Tory leadership contender Andrea Leadsom has refused to rule out having Nigel Farage in her Brexit negotiation team if she becomes Prime Minister.
The Energy Minister said she had a “wide range of support” but that it was too early to talk about jobs or roles for the UKIP leader.
Leadsom was also forced onto the defensive after it emerged that she had forecast just three years ago that the UK quitting the EU would lead to economic “disaster”.
The former City financier, tipped as the favoured choice of most Eurosceptic Conservative MPs amid a backlash against Michael Gove’s ‘treachery’, said she had been “on a journey” since her remarks in 2013.
With Leadsom rapidly emerging as the main challenger to Theresa May, she was on asked on BBC1’s Andrew Marr Show if she would consider Farage as part of her negotiating team in detailed talks with the EU on how Brexit would happen.
“I don’t want to get into who would do what,” Leadsom replied. “What we need is somebody to lead the campaign who really believes in the opportunities.”
Leadsom was also asked why she was attracting backing from UKIP supporters.
Arron Banks, the millionaire ally of Farage, said this weekend that Leadsom was “the breakout star of the Leave campaign during the referendum” and that his leave.eu organisation would be “throwing its full weight behind Andrea, particularly online”.
Leadsom told Marr: “Arron Banks is one person, that’s true. I don’t think it’s fair to say I’m just being supported by UKIP.
“I’m delighted by the wide range of support, particularly from young people.”
Some on Twitter were surprised that Leadsom hadn't ruled out a Farage post, while others felt she simply answered a straight question with a candid answer that didn't commit her to anything.
Historian Simon Schama felt it was a mistake not to make clear that the UKIP leader would have no role.
But others felt it made sense to unify the Leave camp in the national interest.
Leadsom's remarks came as a new Sun/ICM poll put May way out in the lead of the Tory leadership battle, attracting 60% support from Tory members, compared to 10% for Gove and 6% for Leadsom.
Leadsom said that the country needed to be lead by a figure who genuinely believed in Brexit, to implement the result of the EU referendum.
In a dig at May, she said: "Somebody who says 'OK, I've been told to leave, so I'll leave', with no enthusiasm is very different to somebody who absolutely sees the sunlit uplands of leaving the EU, the prospects for our children, our grandchildren, our business, of being open to the world."
Leadsom, Gove and May all agreed to publish their tax returns as part of the leadership race.
Tory grandee Lord Tebbit, who attacked May for overseeing a huge rise in immigration, also said Leadsom was the only “credible” candidate in the race.
Leadsom was accused of being a 'hypocrite' after the Mail on Sunday revealed remarks from a speech in 2013 in which she said: “I don’t think the UK should leave the EU.
“I think it would be a disaster for our economy. And it would lead to a decade of economic and political uncertainty.”

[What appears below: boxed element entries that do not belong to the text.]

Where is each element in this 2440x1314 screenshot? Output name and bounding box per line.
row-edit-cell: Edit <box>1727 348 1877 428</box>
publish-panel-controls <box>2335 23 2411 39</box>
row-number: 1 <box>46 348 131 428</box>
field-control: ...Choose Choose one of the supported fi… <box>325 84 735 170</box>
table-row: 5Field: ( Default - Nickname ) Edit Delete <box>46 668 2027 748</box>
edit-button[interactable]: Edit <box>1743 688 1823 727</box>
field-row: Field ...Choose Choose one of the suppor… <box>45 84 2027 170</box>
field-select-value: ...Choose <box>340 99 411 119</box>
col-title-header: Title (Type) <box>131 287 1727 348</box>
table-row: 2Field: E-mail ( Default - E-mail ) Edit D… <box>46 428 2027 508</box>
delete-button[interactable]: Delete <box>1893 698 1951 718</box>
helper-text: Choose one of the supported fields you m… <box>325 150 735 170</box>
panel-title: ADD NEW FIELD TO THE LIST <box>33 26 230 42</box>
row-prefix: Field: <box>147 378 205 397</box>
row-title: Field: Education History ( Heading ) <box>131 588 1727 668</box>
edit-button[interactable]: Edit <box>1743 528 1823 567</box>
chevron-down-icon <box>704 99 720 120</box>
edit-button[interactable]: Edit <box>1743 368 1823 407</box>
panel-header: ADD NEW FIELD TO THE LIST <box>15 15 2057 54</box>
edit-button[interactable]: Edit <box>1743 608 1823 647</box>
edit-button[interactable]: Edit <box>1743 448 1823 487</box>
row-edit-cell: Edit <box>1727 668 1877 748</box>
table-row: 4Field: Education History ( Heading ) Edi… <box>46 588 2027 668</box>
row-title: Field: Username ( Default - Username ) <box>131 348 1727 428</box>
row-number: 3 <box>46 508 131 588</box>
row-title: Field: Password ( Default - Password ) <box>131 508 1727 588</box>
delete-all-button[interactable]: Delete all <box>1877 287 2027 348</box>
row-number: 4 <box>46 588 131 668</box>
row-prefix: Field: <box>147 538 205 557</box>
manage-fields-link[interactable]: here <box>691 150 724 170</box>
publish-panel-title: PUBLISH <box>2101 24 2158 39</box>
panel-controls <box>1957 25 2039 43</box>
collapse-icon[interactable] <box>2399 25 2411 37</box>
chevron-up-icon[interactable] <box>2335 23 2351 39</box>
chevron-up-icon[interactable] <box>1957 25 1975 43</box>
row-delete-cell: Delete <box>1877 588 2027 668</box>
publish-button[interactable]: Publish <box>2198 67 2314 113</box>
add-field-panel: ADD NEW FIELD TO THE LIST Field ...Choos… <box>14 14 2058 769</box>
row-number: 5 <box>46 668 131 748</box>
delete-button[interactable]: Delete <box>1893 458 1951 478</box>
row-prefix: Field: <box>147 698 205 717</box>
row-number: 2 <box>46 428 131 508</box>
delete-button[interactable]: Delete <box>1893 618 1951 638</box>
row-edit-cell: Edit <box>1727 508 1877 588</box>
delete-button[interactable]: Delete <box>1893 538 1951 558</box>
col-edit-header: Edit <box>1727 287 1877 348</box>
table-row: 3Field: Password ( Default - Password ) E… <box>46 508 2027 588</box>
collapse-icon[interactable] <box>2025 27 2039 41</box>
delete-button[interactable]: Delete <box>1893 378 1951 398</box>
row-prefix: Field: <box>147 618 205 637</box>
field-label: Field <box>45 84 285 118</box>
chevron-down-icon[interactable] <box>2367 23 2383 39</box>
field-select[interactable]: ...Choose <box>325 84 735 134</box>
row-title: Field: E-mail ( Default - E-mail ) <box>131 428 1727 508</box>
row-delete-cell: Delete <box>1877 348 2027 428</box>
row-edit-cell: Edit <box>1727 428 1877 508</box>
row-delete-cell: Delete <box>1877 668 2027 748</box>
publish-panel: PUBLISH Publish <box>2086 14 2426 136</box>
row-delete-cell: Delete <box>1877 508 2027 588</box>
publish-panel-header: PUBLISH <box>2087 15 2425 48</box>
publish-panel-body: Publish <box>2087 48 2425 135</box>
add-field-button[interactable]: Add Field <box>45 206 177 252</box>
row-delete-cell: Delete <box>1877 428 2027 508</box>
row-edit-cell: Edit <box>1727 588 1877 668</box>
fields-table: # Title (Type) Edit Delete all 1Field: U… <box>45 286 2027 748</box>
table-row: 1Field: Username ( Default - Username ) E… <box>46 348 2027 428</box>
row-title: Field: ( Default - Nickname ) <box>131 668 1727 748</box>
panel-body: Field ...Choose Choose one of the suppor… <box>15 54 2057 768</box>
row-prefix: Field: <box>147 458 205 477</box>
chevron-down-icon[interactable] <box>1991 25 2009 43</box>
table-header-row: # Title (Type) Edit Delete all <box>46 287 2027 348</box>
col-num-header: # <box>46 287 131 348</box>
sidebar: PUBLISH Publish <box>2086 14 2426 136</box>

Today, she said that she would trigger Article 50, the legal instrument needed to start Britain's formal exit from the EU, as soon as she won the Tory leadership in September.
Gove said on Friday he would trigger it by the end of the year, whereas May said again today she would wait until 2017.
When confronted with her words from three years ago, Leadsom told Marr: “It has been a journey… That speech was April 2013 and things have so moved on.”
She said that during her travels across Europe with her ‘Fresh Start Project’ she realised how difficult it would be to get “fundamental reform” of the EU.
“I had been very clear in the rest of that speech…the status quo was not an option.
“When the Prime Minister came back with his reform, with his negotiation [in February], it was very clear that the EU was just not reformable.”
Leadsom said that since 2013, “the risks of remaining in the EU massively magnified”, with soaring youth unemployment in the Eurozone and a “massive migration crisis”.
Gove was repeatedly quizzed on the Marr Show about his decision to withdraw his support for Boris Johnson and instead go for the leadership himself.
The Justice Secretary said that "if you put friendship and personal relationships before what is right", the national interest would not be served.
Gove said that "I talked to my closest colleagues and my wife [the Daily Mail columnist Sarah Vine]...and I then made that decision."